The release of the “Higher Education Student Statistics: UK, 2016/2017” (Statistical First Release 247) by HESA was accompanied around the sector by a series of sudden sharp intakes of breath in institutional data offices. It represents a brave and bold move into new ways of presenting and sharing data, and showed off a new format that will delight some and disappoint others. In this article I look at what has changed, and why.

The dash for designation

In applying for Designated Data Body status in England, HESA has made a move towards offering “open data”, suggesting that “From 2021 all of our publications will be available in open data format, allowing additional access to the information we enrich.” The Open Data Institute defines open data as “data that anyone can access, use or share,” which sounds like a pretty good thing. In many cases, though, open data has simply meant data that is available under an open (usually Creative Commons) licence – good to have legal clarity, but not at all the same as providing easily usable data.. HESA should be lauded for making this move for SFR248, but it is only a starting point.

The Designated Data Body will have to comply with the Code of Practice for Official Statistics (there will be no need for it to be designated as a provider of official statistics, although HESA is). This concise manual sets out the principles that underpin the way government statistics need to be designed. Principle 8 requires that data bodies “ensure that official statistics are disseminated in forms that enable and encourage analysis and re-use.” Principle 4 requires that statistical releases “promote comparability within the UK […] by adopting common standards” and “where […] changes are made to methods or coverage, produce consistent historical data where possible.”

The new SFR

The changes to the Statistical First Release (SFR) format make the report easier to skim. Tableau-style interactive graphics allow the viewer to quickly answer immediate questions concerning particular groups or institutions. But seasoned HESA readers will note – with some considerable alarm – the absence of the old Excel tables.

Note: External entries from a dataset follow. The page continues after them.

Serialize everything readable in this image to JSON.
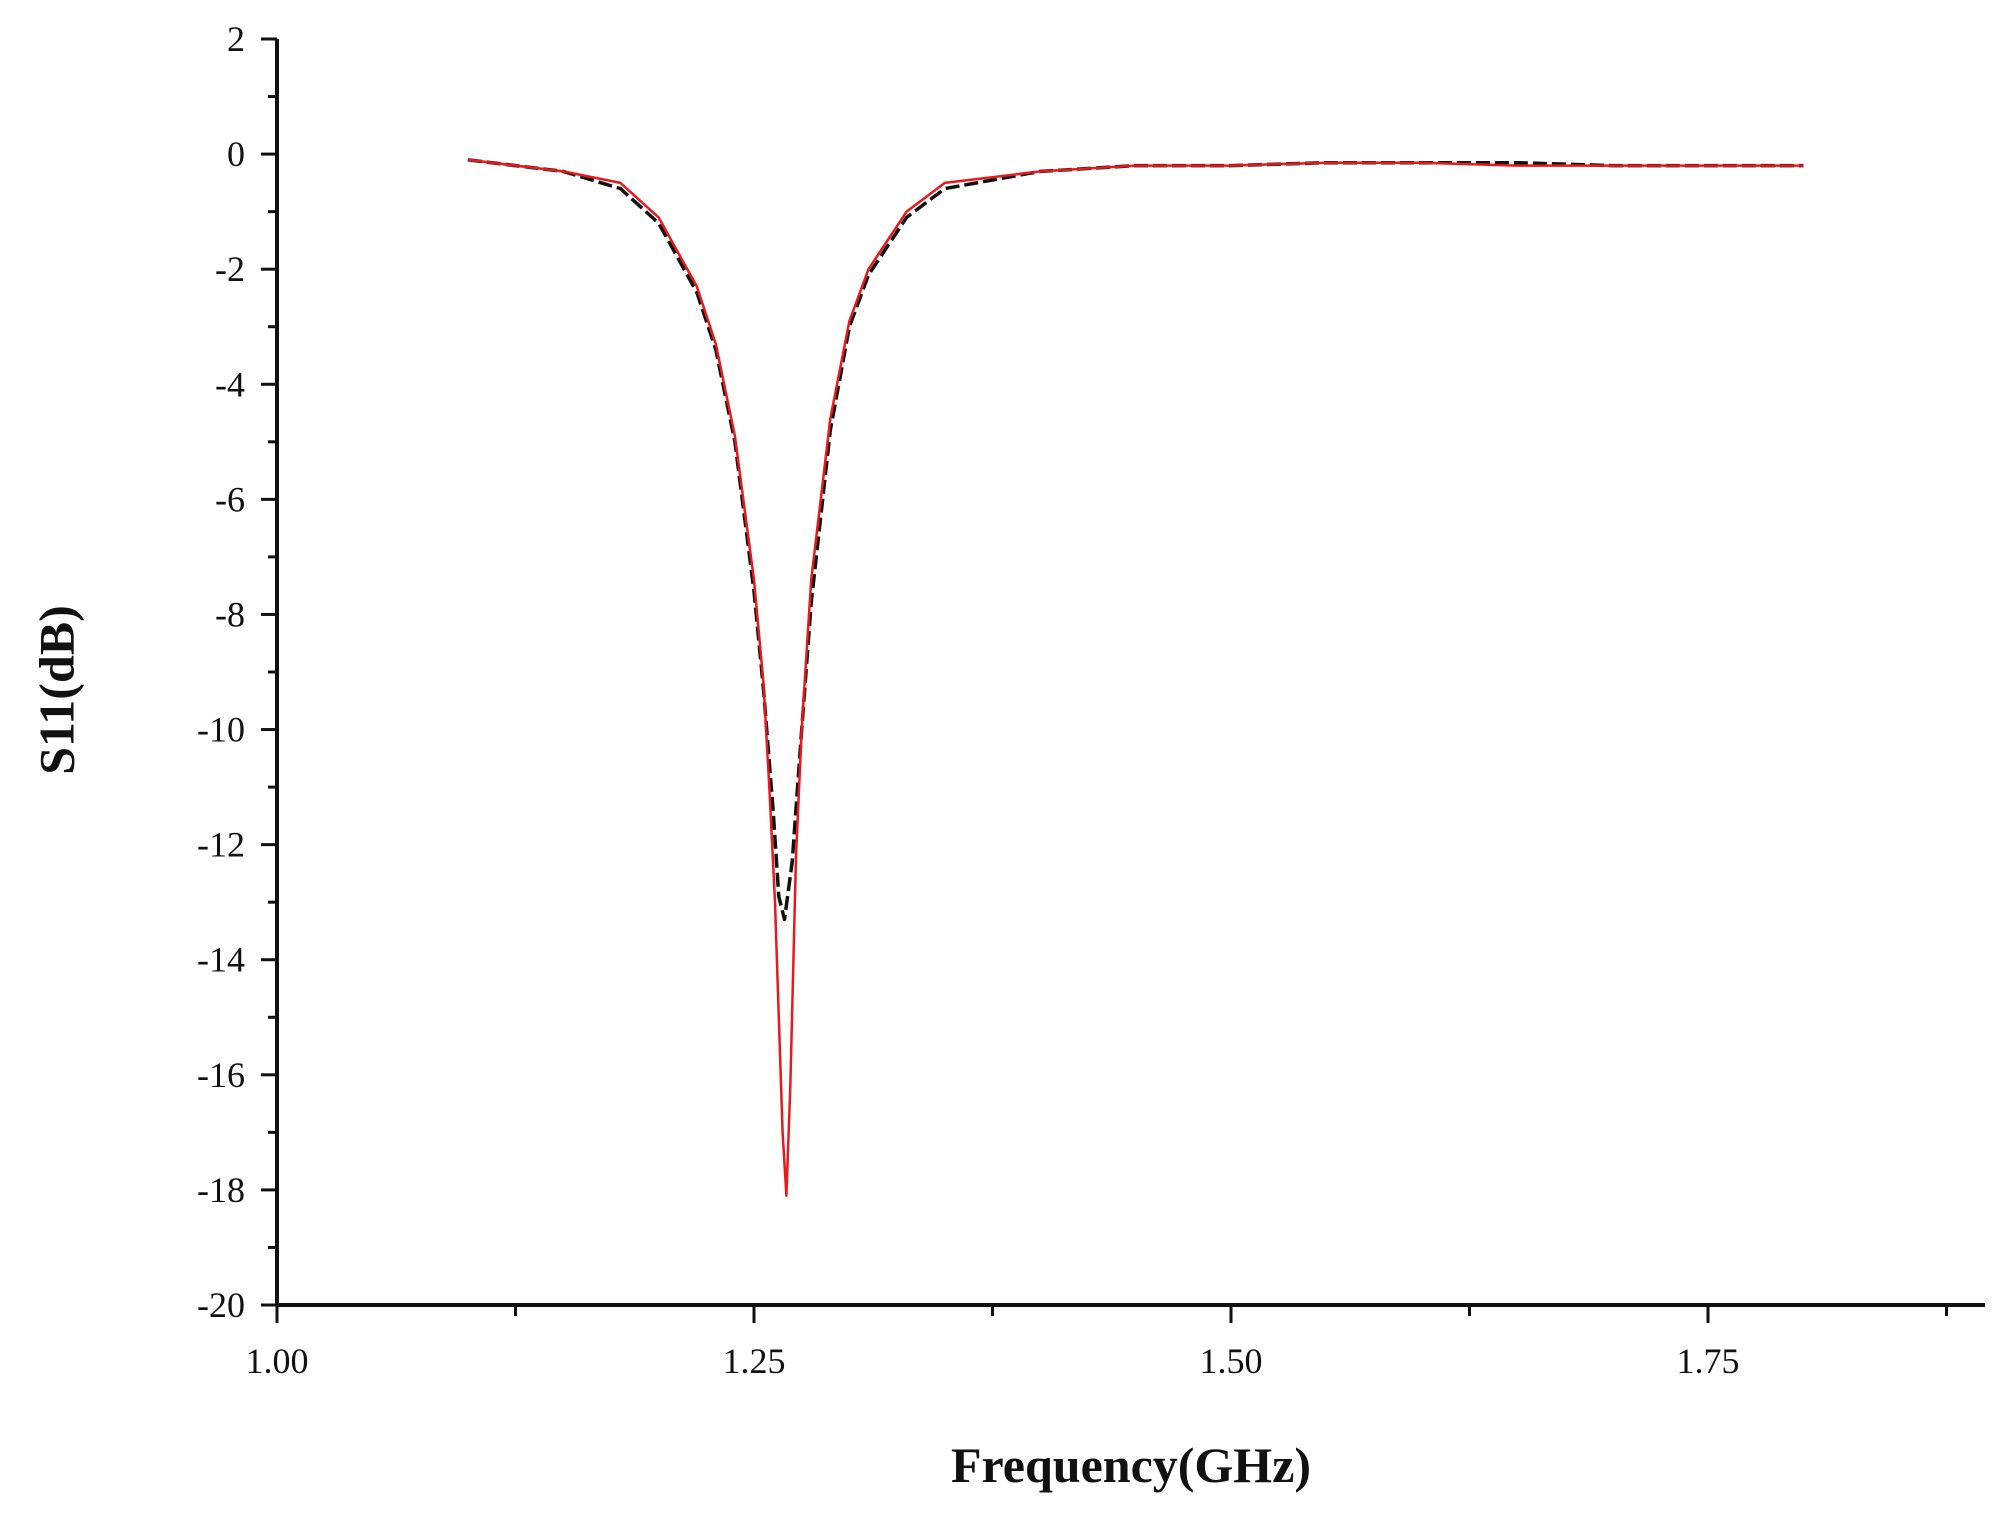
{
  "chart_data": {
    "type": "line",
    "title": "",
    "xlabel": "Frequency(GHz)",
    "ylabel": "S11(dB)",
    "xlim": [
      1.0,
      1.9
    ],
    "ylim": [
      -20,
      2
    ],
    "x_ticks": [
      1.0,
      1.25,
      1.5,
      1.75
    ],
    "x_tick_labels": [
      "1.00",
      "1.25",
      "1.50",
      "1.75"
    ],
    "x_minor_ticks": [
      1.125,
      1.375,
      1.625,
      1.875
    ],
    "y_ticks": [
      2,
      0,
      -2,
      -4,
      -6,
      -8,
      -10,
      -12,
      -14,
      -16,
      -18,
      -20
    ],
    "y_tick_labels": [
      "2",
      "0",
      "-2",
      "-4",
      "-6",
      "-8",
      "-10",
      "-12",
      "-14",
      "-16",
      "-18",
      "-20"
    ],
    "grid": false,
    "legend": "none",
    "series": [
      {
        "color": "#111111",
        "dash": "dashed",
        "x": [
          1.1,
          1.15,
          1.18,
          1.2,
          1.22,
          1.23,
          1.24,
          1.25,
          1.255,
          1.26,
          1.263,
          1.266,
          1.27,
          1.275,
          1.28,
          1.29,
          1.3,
          1.31,
          1.33,
          1.35,
          1.4,
          1.45,
          1.5,
          1.55,
          1.6,
          1.65,
          1.7,
          1.75,
          1.8
        ],
        "y": [
          -0.1,
          -0.3,
          -0.6,
          -1.2,
          -2.4,
          -3.4,
          -5.0,
          -7.6,
          -9.3,
          -11.4,
          -12.9,
          -13.3,
          -12.3,
          -10.0,
          -7.8,
          -4.8,
          -3.0,
          -2.1,
          -1.1,
          -0.6,
          -0.3,
          -0.2,
          -0.2,
          -0.15,
          -0.15,
          -0.15,
          -0.2,
          -0.2,
          -0.2
        ]
      },
      {
        "color": "#e8191c",
        "dash": "solid",
        "x": [
          1.1,
          1.15,
          1.18,
          1.2,
          1.22,
          1.23,
          1.24,
          1.25,
          1.255,
          1.258,
          1.261,
          1.263,
          1.265,
          1.267,
          1.269,
          1.272,
          1.275,
          1.28,
          1.29,
          1.3,
          1.31,
          1.33,
          1.35,
          1.4,
          1.45,
          1.5,
          1.55,
          1.6,
          1.65,
          1.7,
          1.75,
          1.8
        ],
        "y": [
          -0.1,
          -0.3,
          -0.5,
          -1.1,
          -2.3,
          -3.3,
          -4.9,
          -7.4,
          -9.2,
          -11.0,
          -13.0,
          -15.0,
          -17.0,
          -18.1,
          -16.2,
          -12.2,
          -10.0,
          -7.4,
          -4.6,
          -2.9,
          -2.0,
          -1.0,
          -0.5,
          -0.3,
          -0.2,
          -0.2,
          -0.15,
          -0.15,
          -0.2,
          -0.2,
          -0.2,
          -0.2
        ]
      }
    ]
  }
}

This is a deliberate decision. As the release says, “All the data is presented in interactive tables on the HESA website and will not be published in Excel spreadsheets. Below each table you will find a ‘Get the data’ button; this button will allow you to download a *.csv file of the data.”

But this is the data as prepared to create the visualisation so the clarity of the old sheets is lost, as is the consistency with previous presentations that allows for the kind of year-on-year comparison that we enjoy here at Wonkhe. Utterly unforgivably, UK Provider Reference Numbers (UKPRNs) are absent.

If this is a foretaste of the way HESA data will be made available in the future, I’m not delighted with it.

Why have they done this?

HESA argues that these data releases are not designed for detailed statistical manipulation – after all, the numbers are rounded, and they’d really rather you used the more nuanced data on the (undeniably cool) HEIDIplus system. But for a lot of use cases these easily available spreadsheets fit well into data manipulation workflows – if, say, you were idly interested in how changes in student numbers correlated to TEF Awards it would be this data you would reach for in the first instance. And if you are not lucky enough to be based in a university, it would be your only option.

HESA told us: “The rationale behind the new SFR format is to provide more data and make it easier to find any particular statistic. Using filtered Google tables and charts we replace the need for numerous Excel tables based on different populations and with each attempting to cross-tabulate multiple variables.”

The new presentation may be more attractive but, as someone who has used this data over a number of years, I would argue it makes it harder to use. For institutional data, the absence of UKPRNs means that these now need to be added manually – if you’ve ever done this, you’ll know what a bind this can be. The larger datasets have multiple rows for different aspects of the same core category – much more difficult to read, and requires some serious hacking about in Excel to recreate the much clearer single row approach.

A HESA spokesperson argued that “the background data tables generally contain more data than the equivalent Excel tables from previous years.” If they do, I’ve yet to find it – and even if there is further data the fact that it is no longer directly comparable with what came previously makes the value limited.

Oddly, the spokesperson claimed that “They are however much more suitable for use in simple tools like pivot tables where the old tables would have needed to be stripped of their design features and cross-tabulation artefacts.” The whole point of pivot tables is that they can handle any data you throw at them, and if you need to specifically format data to put into a pivot table you are doing pivot tables wrong. Certainly, my colleague Catherine is a pivot table fan and has had no issues with using the technique with previous releases (I’m more of an old-school formulas-and-filters person, as it happens).

HESA are actively looking for your feedback on the format of this new release. If you’ve been affected by any of the issues raised here, or have other opinions about the way SFRs will be presented in the future, please do let them know.

Note: In response to this article, HESA have now added UKPRNs into some of the downloadable tables.